← 戻る 奥定山渓温泉 佳松御苑 (カショウギョエン)

森の呼吸と、肩と肩のあいだの空白

森の呼吸と、肩と肩のあいだの空白

視線が分かれる、青い部屋の入り口

指先に触れたタモ材の表面は、驚くほど滑らかで、少しだけ冷たかった。客室「藍」のドアが開いたとき、最初に飛び込んできたのは、深い森の匂いと、計算された静寂だ。札幌軟石の壁が、外の世界の喧騒を丁寧に吸い込んで遮断しているのがわかる。視線は自然と、森に開かれた展望風呂へと向かった。そこにあるのは、単なる設備ではなく、風景を切り取る額縁のような空間。9月の光が、室内の深い青と混ざり合い、境界線がぼやけていく。足元のカーペットが厚く、歩くたびに自分の足音が消えていく感覚。まるで、世界から切り離されて、ただこの部屋の呼吸だけが聞こえる場所に辿り着いたという気がした。もしかしたら、私たちはここで、自分たちが持っていた「役割」を脱ぎ捨てることができるのかもしれない。


隣に立つ君の、少しだけ緊張した肩のラインが見えた。部屋に入った瞬間、君が小さく息を呑む音が聞こえ、それが心地よく耳に残った。私は、窓の外に広がる深い緑よりも、その光の中に立つ君の横顔に目を奪われていた。スランバーランドのベッドに指を沈めると、包み込まれるような柔らかさがあり、不意に、ここで君と一緒に深い眠りに落ちる時間を想像して、胸の奥がじんわりと温かくなった。ディナーのイタリアンコースで出される白老牛の香りが、もうすぐそこまで来ているような気がして、お腹が空いていることよりも、この心地よい緊張感をずっと味わっていたいと思った。浴衣の帯を締め直す君の手つきが少しぎこちなくて、その不完全さが愛おしく、今の私たちにはちょうどいい距離感なのだと感じた。

ふたりが同時に見つけた、銀色の揺らぎ

夜、テラスに出たとき、私たちは同時に言葉を失った。目の前に広がっていたのは、月光に照らされて白銀に輝くすすきの群生だった。風が吹くたびに、それは大きな波のようにゆっくりと揺れ、さらさらという、耳の奥を撫でるような乾いた音を立てていた。その光景は、まるで和紙の上に落とした一滴の墨が、ゆっくりと、けれど確実に繊維の奥まで滲み出していく過程に似ていた。誰が先に口を開いたわけでもなく、ただ隣にいて、同じリズムで風を感じている。もしかしたら、愛とは激しく燃えることではなく、こうして同じ静寂を共有し、お互いの呼吸が重なるのを待つことなのかもしれない。

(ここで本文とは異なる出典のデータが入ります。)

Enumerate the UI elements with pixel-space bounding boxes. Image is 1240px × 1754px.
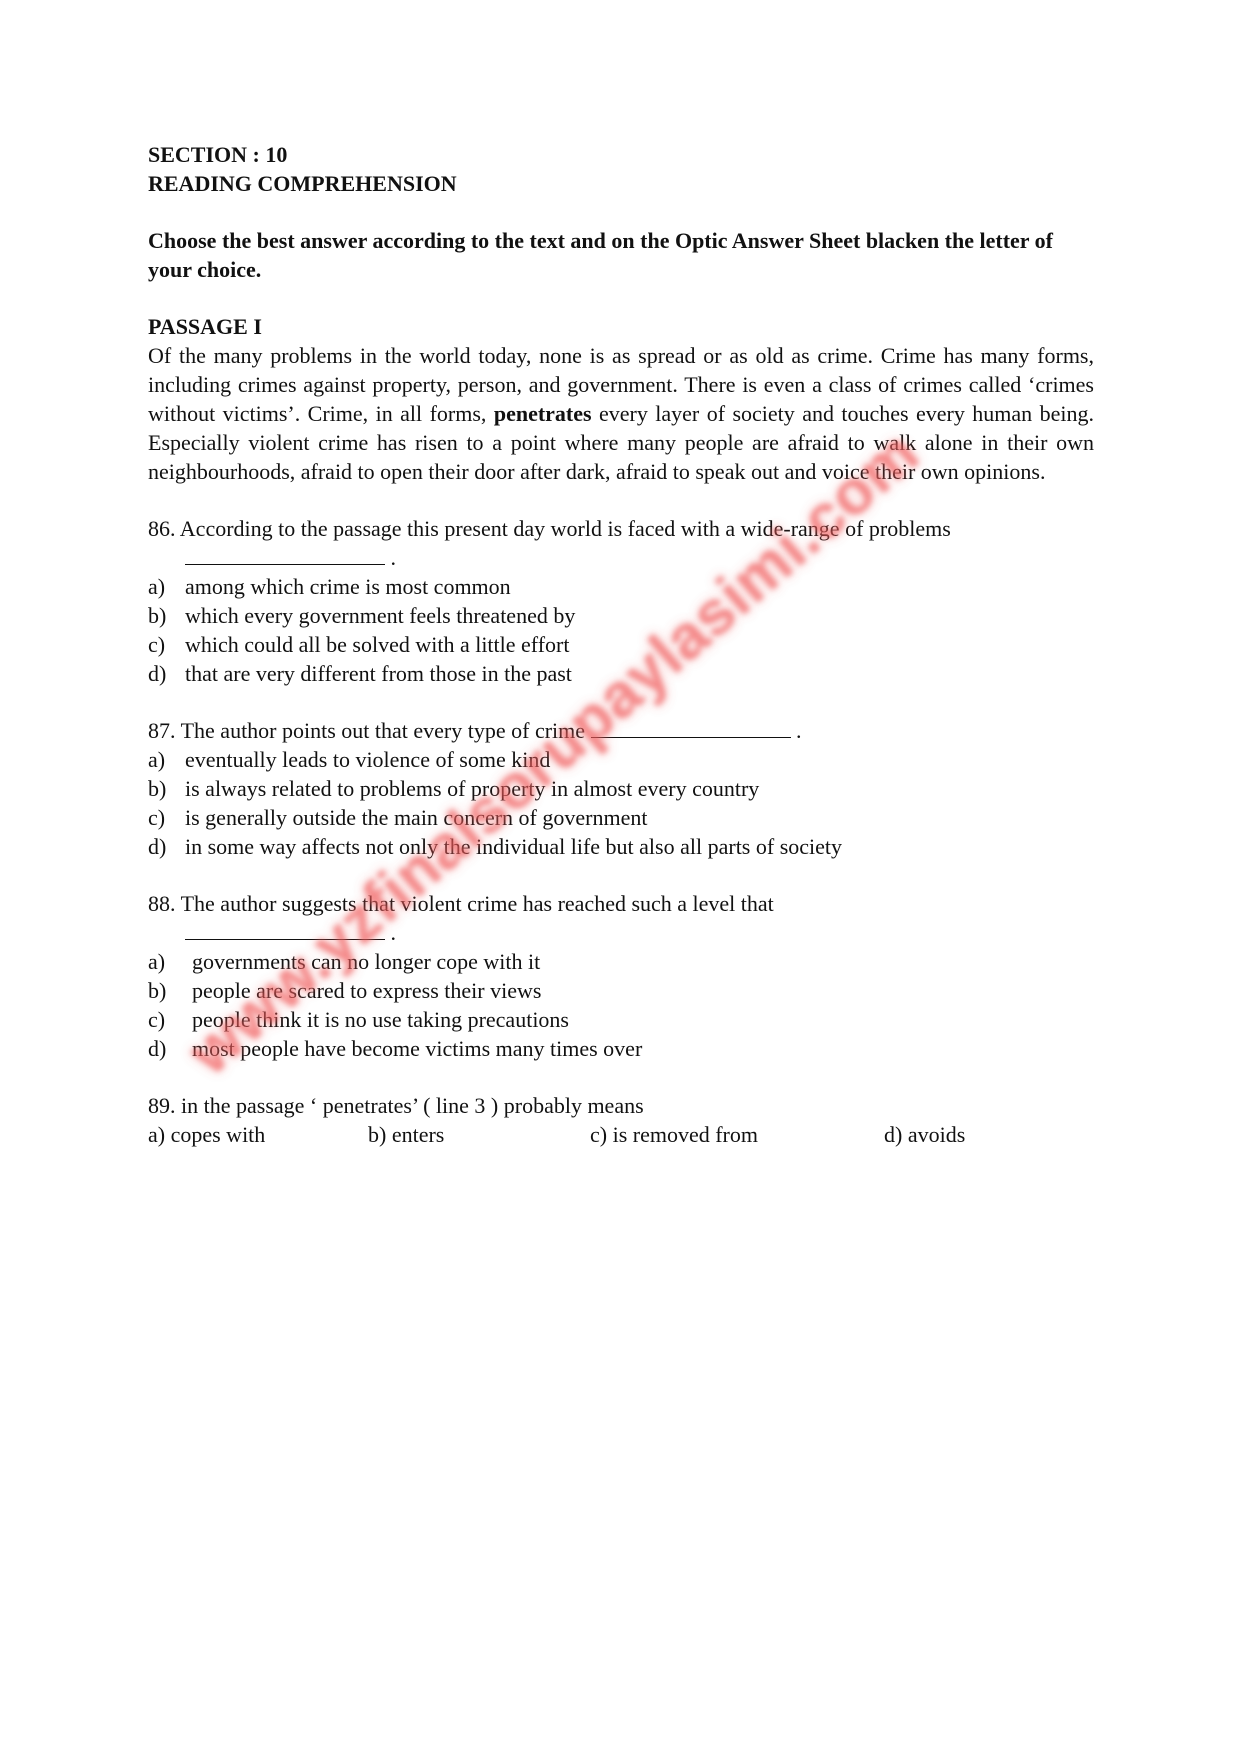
exam-page: SECTION : 10 READING COMPREHENSION Choos…: [148, 140, 1094, 1149]
passage-text: Of the many problems in the world today,…: [148, 341, 1094, 486]
option[interactable]: a)governments can no longer cope with it: [148, 947, 1094, 976]
question-87: 87. The author points out that every typ…: [148, 716, 1094, 861]
option[interactable]: d)that are very different from those in …: [148, 659, 1094, 688]
option[interactable]: a)among which crime is most common: [148, 572, 1094, 601]
option[interactable]: a)eventually leads to violence of some k…: [148, 745, 1094, 774]
option[interactable]: b)people are scared to express their vie…: [148, 976, 1094, 1005]
option-row: a) copes with b) enters c) is removed fr…: [148, 1120, 1094, 1149]
option[interactable]: c)which could all be solved with a littl…: [148, 630, 1094, 659]
question-stem: 89. in the passage ‘ penetrates’ ( line …: [148, 1091, 1094, 1120]
passage-bold-word: penetrates: [494, 401, 592, 426]
instructions: Choose the best answer according to the …: [148, 226, 1094, 284]
question-89: 89. in the passage ‘ penetrates’ ( line …: [148, 1091, 1094, 1149]
passage-title: PASSAGE I: [148, 312, 1094, 341]
section-title: READING COMPREHENSION: [148, 169, 1094, 198]
question-stem: 88. The author suggests that violent cri…: [148, 889, 1094, 918]
option[interactable]: b)which every government feels threatene…: [148, 601, 1094, 630]
option[interactable]: c)is generally outside the main concern …: [148, 803, 1094, 832]
question-stem: 86. According to the passage this presen…: [148, 514, 1094, 543]
option[interactable]: d)in some way affects not only the indiv…: [148, 832, 1094, 861]
answer-blank: .: [148, 543, 1094, 572]
question-86: 86. According to the passage this presen…: [148, 514, 1094, 688]
option[interactable]: b)is always related to problems of prope…: [148, 774, 1094, 803]
question-stem: 87. The author points out that every typ…: [148, 716, 1094, 745]
option[interactable]: c) is removed from: [590, 1120, 884, 1149]
answer-blank: [591, 717, 791, 738]
answer-blank: .: [148, 918, 1094, 947]
question-88: 88. The author suggests that violent cri…: [148, 889, 1094, 1063]
option[interactable]: b) enters: [368, 1120, 590, 1149]
option[interactable]: a) copes with: [148, 1120, 368, 1149]
option[interactable]: d)most people have become victims many t…: [148, 1034, 1094, 1063]
option[interactable]: d) avoids: [884, 1120, 965, 1149]
option[interactable]: c)people think it is no use taking preca…: [148, 1005, 1094, 1034]
section-number: SECTION : 10: [148, 140, 1094, 169]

その後、部屋に戻って味わったイタリアンのソースの深いコクと、冷えた白ワインの酸味が、身体の芯まで解きほぐしていく。お互いの視線が合うたびに、言葉にしなくても伝わる安心感があった。それは、完璧な理解ではなく、「わからなさを共有している」という心地よさだ。展望風呂の湯船に浸かり、森の闇を見つめながら、私たちはただ、お互いの存在という確かな温度だけを感じていた。そこにあったのは、埋める必要のない空白であり、むしろその空白があるからこそ、ふたりの輪郭が柔らかく溶け合い、心地よく混ざり合っていく感覚だった。奥定山渓温泉 佳松御苑の静寂は、私たちに「ただそこにいていい」という許可を与えてくれた気がする。


夜明け前の深い青の中で、君の寝息だけが、世界で一番信頼できる音だった。